Kisah Gubernur yang Dikucilkan

Pemerintah daerah Jakarta memberikan sedikit bantuan renovasi rumah almarhum Henk Ngantung (1921-1991). Rumah gubernur kedua Jakarta di kawasan Cawang, Jakarta Timur, itu setahun lalu masih bobrok. Setelah terlempar dari kursi gubernur, hidup Henk mengenaskan. Tinggal di gang sempit, hampir buta total, dan dikucilkan dari pergaulan karena dianggap tersangkut peristiwa 1965.

Henk Ngantung diangkat oleh Sukarno sebagai gubernur pada 1964 karena dianggap mampu menata Jakarta secara indah.
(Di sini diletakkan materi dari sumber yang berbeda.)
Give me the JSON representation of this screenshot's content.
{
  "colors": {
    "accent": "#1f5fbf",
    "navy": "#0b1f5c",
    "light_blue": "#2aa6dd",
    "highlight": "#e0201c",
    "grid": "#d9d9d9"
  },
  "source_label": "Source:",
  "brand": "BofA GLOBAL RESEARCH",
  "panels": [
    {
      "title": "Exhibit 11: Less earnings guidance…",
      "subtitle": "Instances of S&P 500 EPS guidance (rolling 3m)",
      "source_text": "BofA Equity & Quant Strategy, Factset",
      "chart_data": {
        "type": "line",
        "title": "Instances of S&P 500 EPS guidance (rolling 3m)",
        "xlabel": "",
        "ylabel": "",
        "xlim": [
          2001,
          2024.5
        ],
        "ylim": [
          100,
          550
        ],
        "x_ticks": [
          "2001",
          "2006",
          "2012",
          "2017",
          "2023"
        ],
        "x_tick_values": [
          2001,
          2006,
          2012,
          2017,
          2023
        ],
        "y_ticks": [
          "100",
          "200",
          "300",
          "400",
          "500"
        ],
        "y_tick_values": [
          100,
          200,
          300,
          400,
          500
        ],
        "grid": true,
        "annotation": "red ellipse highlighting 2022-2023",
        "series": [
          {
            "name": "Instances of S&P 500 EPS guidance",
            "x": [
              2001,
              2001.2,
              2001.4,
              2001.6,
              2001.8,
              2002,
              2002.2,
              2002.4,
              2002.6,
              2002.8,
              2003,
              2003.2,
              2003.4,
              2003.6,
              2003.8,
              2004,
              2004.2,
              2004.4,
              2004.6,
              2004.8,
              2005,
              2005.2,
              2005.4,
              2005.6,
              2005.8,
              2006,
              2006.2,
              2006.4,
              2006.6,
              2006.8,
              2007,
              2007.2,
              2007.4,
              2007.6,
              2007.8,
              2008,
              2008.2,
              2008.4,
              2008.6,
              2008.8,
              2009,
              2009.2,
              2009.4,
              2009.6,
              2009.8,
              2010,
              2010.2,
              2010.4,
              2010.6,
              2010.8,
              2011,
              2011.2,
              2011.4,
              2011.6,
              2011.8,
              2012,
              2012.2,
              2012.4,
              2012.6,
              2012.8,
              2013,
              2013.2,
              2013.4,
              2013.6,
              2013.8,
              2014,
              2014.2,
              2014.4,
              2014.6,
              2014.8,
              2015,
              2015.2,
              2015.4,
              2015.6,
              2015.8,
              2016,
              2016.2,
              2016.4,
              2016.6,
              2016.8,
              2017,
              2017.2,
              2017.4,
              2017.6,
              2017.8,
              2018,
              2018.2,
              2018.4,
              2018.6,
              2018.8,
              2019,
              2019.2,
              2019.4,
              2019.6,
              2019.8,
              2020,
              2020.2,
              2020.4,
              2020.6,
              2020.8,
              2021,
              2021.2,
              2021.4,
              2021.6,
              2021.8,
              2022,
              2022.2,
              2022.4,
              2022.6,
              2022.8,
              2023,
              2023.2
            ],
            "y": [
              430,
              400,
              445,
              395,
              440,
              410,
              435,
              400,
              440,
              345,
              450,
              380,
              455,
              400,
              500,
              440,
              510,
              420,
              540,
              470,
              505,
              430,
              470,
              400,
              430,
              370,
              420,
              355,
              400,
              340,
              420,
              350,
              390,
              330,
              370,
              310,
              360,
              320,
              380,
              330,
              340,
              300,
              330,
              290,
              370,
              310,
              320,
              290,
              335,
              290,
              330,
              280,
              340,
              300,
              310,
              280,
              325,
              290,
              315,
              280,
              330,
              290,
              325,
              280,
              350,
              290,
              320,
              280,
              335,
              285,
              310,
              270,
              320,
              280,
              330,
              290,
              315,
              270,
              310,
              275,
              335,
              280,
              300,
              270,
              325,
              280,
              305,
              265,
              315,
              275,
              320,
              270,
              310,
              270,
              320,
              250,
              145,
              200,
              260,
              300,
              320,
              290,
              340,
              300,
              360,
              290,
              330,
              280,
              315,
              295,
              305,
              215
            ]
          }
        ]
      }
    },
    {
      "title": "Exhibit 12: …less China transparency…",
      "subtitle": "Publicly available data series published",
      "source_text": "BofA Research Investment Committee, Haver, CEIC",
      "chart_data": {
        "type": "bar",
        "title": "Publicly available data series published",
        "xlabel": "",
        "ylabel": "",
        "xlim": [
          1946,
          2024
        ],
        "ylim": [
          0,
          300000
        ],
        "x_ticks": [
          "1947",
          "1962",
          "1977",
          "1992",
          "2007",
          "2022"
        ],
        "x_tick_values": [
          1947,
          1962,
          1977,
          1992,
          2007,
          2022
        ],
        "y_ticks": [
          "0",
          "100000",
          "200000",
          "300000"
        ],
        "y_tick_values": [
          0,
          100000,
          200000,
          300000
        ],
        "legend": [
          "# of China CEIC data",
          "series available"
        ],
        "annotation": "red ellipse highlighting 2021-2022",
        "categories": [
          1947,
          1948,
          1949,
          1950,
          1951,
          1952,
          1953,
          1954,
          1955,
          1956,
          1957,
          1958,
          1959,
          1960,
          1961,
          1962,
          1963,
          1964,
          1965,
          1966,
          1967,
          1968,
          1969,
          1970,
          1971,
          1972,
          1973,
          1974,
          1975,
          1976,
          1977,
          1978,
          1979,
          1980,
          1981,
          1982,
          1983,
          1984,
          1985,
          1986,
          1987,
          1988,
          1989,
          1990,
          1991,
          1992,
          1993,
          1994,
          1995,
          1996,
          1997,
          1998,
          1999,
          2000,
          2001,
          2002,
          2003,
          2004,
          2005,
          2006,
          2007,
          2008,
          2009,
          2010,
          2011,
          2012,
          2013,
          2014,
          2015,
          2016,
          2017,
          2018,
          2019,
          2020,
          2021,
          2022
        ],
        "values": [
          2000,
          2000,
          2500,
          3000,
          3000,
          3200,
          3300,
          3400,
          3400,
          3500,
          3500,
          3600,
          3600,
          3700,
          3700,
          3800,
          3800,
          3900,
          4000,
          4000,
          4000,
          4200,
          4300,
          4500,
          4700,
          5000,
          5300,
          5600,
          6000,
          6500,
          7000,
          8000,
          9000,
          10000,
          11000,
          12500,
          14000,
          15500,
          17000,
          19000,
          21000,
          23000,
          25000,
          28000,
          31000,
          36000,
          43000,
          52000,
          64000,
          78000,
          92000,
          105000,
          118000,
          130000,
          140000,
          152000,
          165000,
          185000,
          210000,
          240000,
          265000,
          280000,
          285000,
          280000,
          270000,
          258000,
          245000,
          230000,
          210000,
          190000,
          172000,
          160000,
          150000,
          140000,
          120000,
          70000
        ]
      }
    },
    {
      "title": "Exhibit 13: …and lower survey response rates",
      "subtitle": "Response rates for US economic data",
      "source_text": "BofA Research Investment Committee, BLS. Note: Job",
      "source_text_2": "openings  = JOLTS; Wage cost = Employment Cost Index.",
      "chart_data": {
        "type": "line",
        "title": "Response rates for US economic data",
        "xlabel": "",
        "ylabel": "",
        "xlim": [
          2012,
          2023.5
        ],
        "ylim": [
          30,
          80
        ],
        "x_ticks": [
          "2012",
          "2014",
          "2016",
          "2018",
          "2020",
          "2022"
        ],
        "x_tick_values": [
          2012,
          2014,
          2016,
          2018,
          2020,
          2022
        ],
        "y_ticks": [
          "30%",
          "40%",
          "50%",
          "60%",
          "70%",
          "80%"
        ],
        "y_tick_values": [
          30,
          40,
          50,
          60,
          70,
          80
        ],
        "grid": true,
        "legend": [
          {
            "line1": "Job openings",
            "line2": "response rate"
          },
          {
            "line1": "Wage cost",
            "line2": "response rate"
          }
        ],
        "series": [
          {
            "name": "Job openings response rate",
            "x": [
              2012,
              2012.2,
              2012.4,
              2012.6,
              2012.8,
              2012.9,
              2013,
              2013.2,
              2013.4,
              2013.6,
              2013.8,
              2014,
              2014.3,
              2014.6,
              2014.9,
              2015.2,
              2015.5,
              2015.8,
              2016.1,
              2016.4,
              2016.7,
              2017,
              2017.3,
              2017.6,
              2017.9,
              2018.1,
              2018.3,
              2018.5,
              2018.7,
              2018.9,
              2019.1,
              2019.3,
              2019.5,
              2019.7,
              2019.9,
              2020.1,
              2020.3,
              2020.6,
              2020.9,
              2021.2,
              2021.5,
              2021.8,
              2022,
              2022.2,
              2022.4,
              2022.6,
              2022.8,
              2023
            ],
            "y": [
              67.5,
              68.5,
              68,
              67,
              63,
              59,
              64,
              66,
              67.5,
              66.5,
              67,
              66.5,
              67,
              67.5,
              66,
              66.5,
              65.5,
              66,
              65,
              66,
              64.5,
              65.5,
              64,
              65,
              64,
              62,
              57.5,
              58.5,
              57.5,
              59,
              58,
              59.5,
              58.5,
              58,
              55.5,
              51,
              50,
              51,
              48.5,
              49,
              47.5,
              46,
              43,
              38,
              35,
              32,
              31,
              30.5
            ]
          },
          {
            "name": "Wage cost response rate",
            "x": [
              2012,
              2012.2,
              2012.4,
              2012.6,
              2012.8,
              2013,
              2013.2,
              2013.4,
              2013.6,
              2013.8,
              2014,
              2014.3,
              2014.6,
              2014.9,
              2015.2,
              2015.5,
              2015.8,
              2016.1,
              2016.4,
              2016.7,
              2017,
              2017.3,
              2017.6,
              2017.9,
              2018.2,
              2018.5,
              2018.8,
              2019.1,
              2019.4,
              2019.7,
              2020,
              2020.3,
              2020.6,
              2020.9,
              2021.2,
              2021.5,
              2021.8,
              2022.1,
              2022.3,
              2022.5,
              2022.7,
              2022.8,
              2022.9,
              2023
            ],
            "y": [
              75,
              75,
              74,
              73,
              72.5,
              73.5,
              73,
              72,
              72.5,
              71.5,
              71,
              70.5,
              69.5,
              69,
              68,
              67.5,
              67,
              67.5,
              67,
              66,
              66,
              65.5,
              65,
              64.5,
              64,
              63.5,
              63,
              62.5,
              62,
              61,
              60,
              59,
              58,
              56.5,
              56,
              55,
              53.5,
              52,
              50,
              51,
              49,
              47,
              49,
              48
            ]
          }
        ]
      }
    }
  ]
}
Henk salah satu anggota Persatuan Ahli Gambar Indonesia, yang didirikan S. Sudjojono dan Agus Djajasuminta. Ia dikenal sebagai juru sketsa yang selalu hadir dalam momen bersejarah perundingan Indonesia-Belanda.

Jabatan Henk sebagai gubernur sangat singkat, hanya sekitar setahun. Ikuti kenangan bagaimana sengsaranya kehidupan Henk setelah tahun 1965 itu dari janda Henk. Juga ulasan Tempo mengenai lukisan Memanah, karya legendaris Henk yang oleh Sukarno—menurut banyak orang—dianggap sebagai "azimat" Proklamasi. Selain itu, sketsa-sketsa Linggarjati yang langka karena dibubuhi tanda tangan langsung oleh para peserta perundingan.

Senin, 3 Februari 2014

Ruangan ini dulu merupakan studio lukis Pak Henk Ngantung," siang itu Hetty Eveline Mamesah, 74 tahun, janda mendiang Henk Ngantung, ramah menyambut. "Setelah Pak Henk meninggal, bekas studio ini kami jadikan tempat tinggal."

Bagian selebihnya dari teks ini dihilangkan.